In the summer of 1989, when our daughter was four and our son seven, we took our first “real” family vacation. By that I mean, it was just my husband, me and the two kids, and we went somewhere other than to visit grandparents.
We’d taken our son on a couple of trips before daughter came along, or left her with grandparents when she was a baby. And our son had been places with his cousins and not us. But this was our daughter’s first “big girl” vacation. She was still in preschool and was required at school to “nap” in the afternoons, though she didn’t usually sleep during the rest period anymore.
For our first trip, we chose St. Louis, about a four-hour drive across Missouri from Kansas City. I think we stopped in Marshall, Missouri, first to visit my in-laws. It wasn’t a big vacation, just a long weekend, long enough to test whether our kids were ready for full-fledged adventures.
We did a lot over those few days in St. Louis. We went up in the Gateway Arch and visited the Museum of Western Expansion located at the Arch. We ate at the McDonald’s by the Arch, which was built on a replica of a steamboat (I understand that McDonald’s is no more, which is too bad because our kids loved it.). We went to the St.

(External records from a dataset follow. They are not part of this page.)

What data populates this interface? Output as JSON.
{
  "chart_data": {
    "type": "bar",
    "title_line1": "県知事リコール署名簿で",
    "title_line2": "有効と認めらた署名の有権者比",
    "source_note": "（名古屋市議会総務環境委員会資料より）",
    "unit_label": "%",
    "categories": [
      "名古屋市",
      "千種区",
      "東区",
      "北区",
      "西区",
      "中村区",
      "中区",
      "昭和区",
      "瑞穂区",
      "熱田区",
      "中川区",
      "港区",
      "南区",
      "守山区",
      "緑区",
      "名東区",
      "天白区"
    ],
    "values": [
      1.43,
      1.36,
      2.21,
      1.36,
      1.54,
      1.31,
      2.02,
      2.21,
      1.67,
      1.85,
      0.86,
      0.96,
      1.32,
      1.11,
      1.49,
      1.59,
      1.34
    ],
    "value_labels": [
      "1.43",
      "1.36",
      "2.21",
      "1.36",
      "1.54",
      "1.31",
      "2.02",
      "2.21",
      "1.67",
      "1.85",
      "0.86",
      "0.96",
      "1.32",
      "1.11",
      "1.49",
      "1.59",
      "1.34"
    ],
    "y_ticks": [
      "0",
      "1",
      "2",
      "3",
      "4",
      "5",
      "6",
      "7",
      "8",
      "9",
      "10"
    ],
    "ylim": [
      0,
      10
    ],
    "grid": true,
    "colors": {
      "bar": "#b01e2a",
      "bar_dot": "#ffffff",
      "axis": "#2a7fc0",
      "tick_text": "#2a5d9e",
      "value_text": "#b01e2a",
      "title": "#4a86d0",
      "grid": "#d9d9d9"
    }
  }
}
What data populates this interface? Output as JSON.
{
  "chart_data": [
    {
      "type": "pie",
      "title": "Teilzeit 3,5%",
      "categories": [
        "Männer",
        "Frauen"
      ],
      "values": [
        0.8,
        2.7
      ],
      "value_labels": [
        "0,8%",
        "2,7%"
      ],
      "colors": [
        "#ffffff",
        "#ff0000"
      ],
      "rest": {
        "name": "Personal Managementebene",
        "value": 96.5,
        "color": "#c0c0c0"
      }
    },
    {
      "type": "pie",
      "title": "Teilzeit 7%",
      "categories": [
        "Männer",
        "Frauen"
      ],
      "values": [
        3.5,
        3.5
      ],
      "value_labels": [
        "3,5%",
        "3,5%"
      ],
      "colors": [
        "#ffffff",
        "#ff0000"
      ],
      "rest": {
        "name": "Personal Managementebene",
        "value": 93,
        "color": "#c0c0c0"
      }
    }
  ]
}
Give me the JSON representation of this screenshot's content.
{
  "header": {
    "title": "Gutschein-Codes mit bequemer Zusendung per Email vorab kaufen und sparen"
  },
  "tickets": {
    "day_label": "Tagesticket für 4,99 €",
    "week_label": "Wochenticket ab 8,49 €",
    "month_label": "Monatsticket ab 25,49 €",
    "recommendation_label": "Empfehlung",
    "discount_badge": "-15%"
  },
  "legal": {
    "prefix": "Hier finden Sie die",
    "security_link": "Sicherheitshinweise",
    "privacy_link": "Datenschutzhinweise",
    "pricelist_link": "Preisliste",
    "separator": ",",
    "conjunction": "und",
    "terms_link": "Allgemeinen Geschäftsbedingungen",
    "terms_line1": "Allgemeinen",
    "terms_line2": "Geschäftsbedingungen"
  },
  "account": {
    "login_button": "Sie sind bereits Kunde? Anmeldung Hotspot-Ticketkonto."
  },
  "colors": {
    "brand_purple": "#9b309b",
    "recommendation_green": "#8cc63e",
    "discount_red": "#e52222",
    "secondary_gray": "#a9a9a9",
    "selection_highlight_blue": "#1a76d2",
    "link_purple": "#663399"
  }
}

Louis Zoo, where our son made friends with a baby tamarind monkey. We went to Union Station and the Science Center. We probably did more, but those are the things I remember.
We were on the move from breakfast until dinner. We did all this over two or three days, spending our nights at some high-rise hotel, which I think was near Union Station.
After our first full day of activities, we went to an Italian restaurant for dinner. We had toured the entire zoo in the heat that afternoon. At the zoo, knowing that it was large and we would have to walk a lot, we rented a stroller for our daughter. But our son spent more time in the stroller than she did. She was a trouper, determined to prove she was not a baby anymore. She walked and walked and walked some more.
For dinner that night, she wanted spaghetti, so we ordered her a child-sized portion. The dinner came, and she started eating.
But soon her eyes drooped. Her eyelids fell shut, then opened, then fell again. Her head nodded.
My husband caught her just before she did a face-plant into her spaghetti. We moved her plate and laid her head on the table. She slept as the rest of us finished our meal. She slept as my husband carried her to the car and buckled her into her car seat. She slept as we drove to the hotel, as he carried her up to our room, and as I undressed her.
She slept for thirteen hours, from dinner straight through until breakfast time the next morning.
And then she was ready for another day.
She proved herself old enough for “big girl” vacations. And she’s never looked back.
What amusing anecdotes do you have from family vacations?